The Department has released its proposals for the 2001 legislative session in concept form and is in the process of finalizing the concepts for presentation to the Governor and Cabinet on November 29, 2000. After approval by that collegial agency head, actual bill language will be prepared. Some of the concepts that pertain to taxes include:
1. Allowing refunds for a 501(c)(3) organization back to the effective date of its IRS determination letter (but in no event for periods prior to January 1, 2001). Current law would make the Florida exemption certificate effective only from the date it is issued by the Department.
2. Close an alleged loophole by which foreign LLCs are being used to purchase vehicles for Florida residents, registering them in a state with no sales tax and thus avoiding Florida tax. The proposal would en requirements for the removal of the vehicle from Florida and address the residency effect of Florida corporate officers and stockholders.
3. Change the filing point for affidavits claiming the exemption for M&E used in producing electricity and steam energy under F.S. s. 212.08(5)(c). Such affidavits would be filed with the supplier rather than the Department.
4. Obsolete references in Section 212.08(5) (various M&E exemptions) to "Section 38 property" would be replaced with a definition of qualifying property that is consistent with the definition of that now-defunct Internal Revenue Code term.
5. The reference in F.S. s. 212.06(14)(b) to "trade fixtures" would be eliminated. It and a reference to "machinery and equipment" are said to have caused some "unintentional reclassification of some types of property which have historically been treated as real property." Contractors making real property improvements generally pay tax on tangible personal property purchased for that purpose but do not collect tax from their customers. The Department proposal would clarify the definition of "fixtures" (which are not real property) to deal with M&E used in manufacturing and to eliminate reference to "trade fixtures."
6. The Department proposes clarifying the prorated sales tax applicable to vessels, railroads and motor vehicles engaged in interstate or foreign commerce when the carrier has been operating for less than one year and replacing references to the ICC with the Surface Transportation Board.
7. Sales tax penalties which the Department considers "automatic" would be eliminated in certain circumstances (first time or minor errors), and eliminated or reduced if the taxpayer has a "good compliance history." Penalties for conversion of sales tax collected to business or personal use would be strengthened. 8. Certain first year information returns from entities exempt from Florida corporate income tax would be eliminated.

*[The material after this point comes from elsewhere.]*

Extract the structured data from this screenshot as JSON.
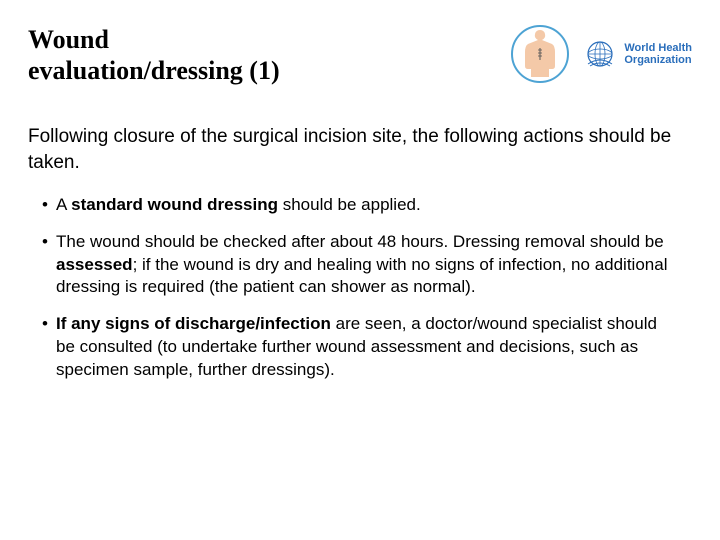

9. The Department is proposing that the certified audit program, scheduled to sunset on July 1, 2002, be extended for four years. The program allows taxpayers to hire private CPA firms to perform compliance audits, incentivized by the waiver of penalties, the first $25,000 in interest and 25% of interest in excess of $25,000.
10. The Department is proposing to preclude the use of qui tam actions with respect to unpaid taxes, making the rewards program in F.S. 213.30 the exclusive means of being compensated for information regarding another person's failure to comply with State tax laws.
11. The Department is proposing several changes recommended by the Auditor General in connection with a report critical of the Department's supervision of county ad valorem property taxes. The Department has already acted administratively on most of the criticisms. The proposals address such matters as documentation of criteria used to evalue sample representativeness for ratio-study purposes, substratification by market areas and value groups in sales ratio-study samples, reporting of levels of assessment in excess of 100% of market value, accommodating the assessment-increase limits in the 1992 Save Our Homes constitutional amendment, and use of a 4-year moving average in reporting county-by-county levels of assessment.
12. The Property Tax Administration Task Force created by the Department in May 2000 would be made a creature of statute and given an additional 3-year life.